Source: OJ L 150, 9.6.2023, pp. 1–39

Current language: FR

Article 28 Sanctions et mesures administratives


Summary What does Article 28 of the Transfer of funds regulation (TFR) say?

This article establishes the enforcement framework for breaches of the Regulation, placing the obligation on Member States to create and implement a regime of administrative sanctions and measures.

It aligns with the broader sanctioning framework already set out in Directive (EU) 2015/849, ensuring consistency across the AML/CFT landscape.

The article also extends liability beyond the institution itself, reaching individual members of management bodies and natural persons responsible for a breach, as well as legal persons whose leadership either committed or failed to prevent the breach.

Competent authorities are given the necessary powers to enforce these rules, including through cooperation with other authorities in cross-border situations.

Important points:

  • Member States are required to establish administrative sanctions that are effective, proportionate, and dissuasive, and must notify these rules to the Commission and the relevant AML/CFT committee.
  • Sanctions can be applied not only to payment service providers and crypto-asset service providers as entities, but also to individual members of their management body and other responsible natural persons.
  • Competent authorities are required to cooperate closely when exercising their sanctioning powers, particularly in cross-border cases.

Springlex's summary of the article, a reading aid, not a substitute for the legal text.
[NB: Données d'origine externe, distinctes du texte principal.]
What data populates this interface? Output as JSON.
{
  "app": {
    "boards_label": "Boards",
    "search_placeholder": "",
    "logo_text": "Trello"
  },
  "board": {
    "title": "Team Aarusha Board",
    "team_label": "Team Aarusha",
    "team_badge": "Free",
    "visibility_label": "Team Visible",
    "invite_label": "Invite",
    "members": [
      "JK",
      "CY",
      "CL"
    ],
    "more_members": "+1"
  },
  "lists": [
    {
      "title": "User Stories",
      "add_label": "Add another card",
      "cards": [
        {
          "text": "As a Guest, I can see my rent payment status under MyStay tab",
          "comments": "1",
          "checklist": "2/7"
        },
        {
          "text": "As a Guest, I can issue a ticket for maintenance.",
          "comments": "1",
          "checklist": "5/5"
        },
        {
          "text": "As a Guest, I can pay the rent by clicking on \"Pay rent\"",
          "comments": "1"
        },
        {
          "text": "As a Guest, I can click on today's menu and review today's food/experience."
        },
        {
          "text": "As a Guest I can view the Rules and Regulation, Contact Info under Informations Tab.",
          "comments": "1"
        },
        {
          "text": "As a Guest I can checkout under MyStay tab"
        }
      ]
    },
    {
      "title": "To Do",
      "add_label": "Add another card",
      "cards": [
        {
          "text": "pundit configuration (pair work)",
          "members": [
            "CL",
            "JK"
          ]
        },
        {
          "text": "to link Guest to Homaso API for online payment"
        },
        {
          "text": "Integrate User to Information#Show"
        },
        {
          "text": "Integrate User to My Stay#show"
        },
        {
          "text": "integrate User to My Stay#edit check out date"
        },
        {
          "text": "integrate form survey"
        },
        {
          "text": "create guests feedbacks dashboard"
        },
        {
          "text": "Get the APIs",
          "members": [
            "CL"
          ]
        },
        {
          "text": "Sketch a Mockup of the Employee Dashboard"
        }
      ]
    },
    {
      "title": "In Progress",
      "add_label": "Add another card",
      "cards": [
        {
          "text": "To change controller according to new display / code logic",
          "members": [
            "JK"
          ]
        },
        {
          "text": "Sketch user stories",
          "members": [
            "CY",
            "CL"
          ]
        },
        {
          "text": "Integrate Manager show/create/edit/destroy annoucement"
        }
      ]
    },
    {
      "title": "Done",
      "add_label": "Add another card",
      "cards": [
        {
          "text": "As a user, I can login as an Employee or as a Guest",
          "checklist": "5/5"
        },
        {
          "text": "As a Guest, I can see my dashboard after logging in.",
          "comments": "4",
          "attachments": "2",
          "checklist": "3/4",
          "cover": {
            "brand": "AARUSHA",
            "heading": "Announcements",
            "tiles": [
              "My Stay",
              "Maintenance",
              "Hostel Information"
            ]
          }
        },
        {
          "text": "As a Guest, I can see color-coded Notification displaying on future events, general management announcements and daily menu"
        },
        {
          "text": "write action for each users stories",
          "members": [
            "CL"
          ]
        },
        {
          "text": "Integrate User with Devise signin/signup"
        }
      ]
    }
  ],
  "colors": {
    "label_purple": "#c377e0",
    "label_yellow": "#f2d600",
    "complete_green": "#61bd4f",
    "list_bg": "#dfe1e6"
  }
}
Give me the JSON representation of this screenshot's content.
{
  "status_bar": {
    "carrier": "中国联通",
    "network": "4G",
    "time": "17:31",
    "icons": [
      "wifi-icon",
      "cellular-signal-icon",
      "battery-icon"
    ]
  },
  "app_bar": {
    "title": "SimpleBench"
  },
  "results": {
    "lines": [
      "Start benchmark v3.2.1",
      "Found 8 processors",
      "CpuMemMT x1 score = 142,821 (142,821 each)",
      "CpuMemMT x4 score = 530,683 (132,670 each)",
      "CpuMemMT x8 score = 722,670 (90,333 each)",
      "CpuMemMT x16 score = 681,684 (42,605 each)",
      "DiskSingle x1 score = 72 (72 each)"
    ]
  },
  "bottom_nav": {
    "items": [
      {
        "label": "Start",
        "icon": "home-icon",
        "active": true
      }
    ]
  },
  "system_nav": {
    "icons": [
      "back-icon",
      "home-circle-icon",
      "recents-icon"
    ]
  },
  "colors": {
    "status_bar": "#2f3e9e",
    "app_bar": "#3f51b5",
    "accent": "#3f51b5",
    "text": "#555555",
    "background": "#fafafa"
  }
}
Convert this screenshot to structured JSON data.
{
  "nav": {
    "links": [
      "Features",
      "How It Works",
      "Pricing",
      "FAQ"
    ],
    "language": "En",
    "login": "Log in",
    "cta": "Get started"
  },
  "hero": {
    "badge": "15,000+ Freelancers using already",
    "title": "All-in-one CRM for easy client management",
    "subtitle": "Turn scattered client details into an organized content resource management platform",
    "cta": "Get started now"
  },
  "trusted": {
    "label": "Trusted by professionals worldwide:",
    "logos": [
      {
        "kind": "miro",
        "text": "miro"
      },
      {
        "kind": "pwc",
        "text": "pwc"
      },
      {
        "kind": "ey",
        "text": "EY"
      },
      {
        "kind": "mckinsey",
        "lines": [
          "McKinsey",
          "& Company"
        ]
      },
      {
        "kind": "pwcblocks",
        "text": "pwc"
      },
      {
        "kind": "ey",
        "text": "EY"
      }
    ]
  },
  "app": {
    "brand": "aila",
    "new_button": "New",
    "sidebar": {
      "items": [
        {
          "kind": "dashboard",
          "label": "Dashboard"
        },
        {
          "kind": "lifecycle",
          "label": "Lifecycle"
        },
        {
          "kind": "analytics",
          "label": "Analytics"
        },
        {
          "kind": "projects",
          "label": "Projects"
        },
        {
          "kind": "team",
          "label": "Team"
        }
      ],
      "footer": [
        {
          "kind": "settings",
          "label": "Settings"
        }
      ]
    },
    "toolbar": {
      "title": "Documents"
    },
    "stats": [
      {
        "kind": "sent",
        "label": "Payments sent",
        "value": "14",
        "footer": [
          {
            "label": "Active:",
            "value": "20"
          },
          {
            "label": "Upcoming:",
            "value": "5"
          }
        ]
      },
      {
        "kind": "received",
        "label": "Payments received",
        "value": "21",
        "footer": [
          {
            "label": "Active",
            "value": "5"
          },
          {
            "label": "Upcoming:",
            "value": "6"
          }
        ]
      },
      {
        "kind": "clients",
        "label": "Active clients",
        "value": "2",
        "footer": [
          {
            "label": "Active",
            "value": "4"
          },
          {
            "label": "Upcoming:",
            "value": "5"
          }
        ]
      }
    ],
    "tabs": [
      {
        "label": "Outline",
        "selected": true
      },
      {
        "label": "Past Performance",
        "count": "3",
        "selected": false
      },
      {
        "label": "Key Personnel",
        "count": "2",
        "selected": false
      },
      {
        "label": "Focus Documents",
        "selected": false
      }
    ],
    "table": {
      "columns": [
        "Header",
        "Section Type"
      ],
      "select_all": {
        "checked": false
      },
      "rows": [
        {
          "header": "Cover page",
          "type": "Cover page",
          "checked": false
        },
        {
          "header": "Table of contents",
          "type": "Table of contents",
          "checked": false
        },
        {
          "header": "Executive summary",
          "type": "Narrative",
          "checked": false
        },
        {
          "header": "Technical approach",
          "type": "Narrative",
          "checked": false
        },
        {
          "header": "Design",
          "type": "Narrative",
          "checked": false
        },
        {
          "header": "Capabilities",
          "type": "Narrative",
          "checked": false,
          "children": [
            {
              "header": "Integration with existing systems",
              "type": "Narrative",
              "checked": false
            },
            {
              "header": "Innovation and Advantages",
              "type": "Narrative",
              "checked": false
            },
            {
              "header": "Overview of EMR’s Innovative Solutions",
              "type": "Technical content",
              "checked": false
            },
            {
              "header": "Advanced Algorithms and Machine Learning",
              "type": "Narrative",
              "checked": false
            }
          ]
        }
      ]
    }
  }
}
    1. Sans préjudice du droit de prévoir et d’imposer des sanctions pénales, les États membres arrêtent le régime de sanctions et mesures administratives applicables en cas d’infraction aux dispositions du présent règlement et prennent toutes les mesures nécessaires pour garantir sa mise en œuvre. Les sanctions et mesures prévues sont effectives, proportionnées et dissuasives, et en adéquation avec celles qui sont fixées en application du chapitre VI, section 4, de la directive (UE) 2015/849.

    2. Les États membres peuvent décider de ne pas fixer de régime de sanctions ou mesures administratives pour les infractions aux dispositions du présent règlement qui sont passibles de sanctions pénales dans leur droit national. Dans ce cas, les États membres communiquent à la Commission les dispositions pertinentes de leur droit pénal.

    1. Les États membres s’assurent que, lorsque les prestataires de services de paiement et les prestataires de services sur crypto-actifs sont soumis à des obligations, en cas d’infraction aux dispositions du présent règlement, des sanctions ou des mesures peuvent être appliquées, sous réserve du droit national, aux membres de l’organe de direction du prestataire de services concerné et à toute autre personne physique responsable de l’infraction en vertu du droit national.

    1. Les États membres notifient le régime visé au paragraphe 1 à la Commission et au comité interne permanent pour la lutte contre le blanchiment de capitaux et le financement du terrorisme visé à l’article 9 bis, paragraphe 7, du règlement (UE) no 1093/2010. Les États membres notifient sans retard indu à la Commission et audit comité interne permanent toute modification ultérieure qui y est apportée.

    1. Conformément à l’article 58, paragraphe 4, de la directive (UE) 2015/849, les autorités compétentes sont investies de tous les pouvoirs de surveillance et d’enquête nécessaires à l’exercice de leurs fonctions. Lorsqu’elles exercent leur pouvoir d’imposer des sanctions et mesures administratives, les autorités compétentes coopèrent étroitement pour que ces sanctions et mesures administratives produisent les résultats escomptés et pour coordonner leur action dans les affaires transfrontières.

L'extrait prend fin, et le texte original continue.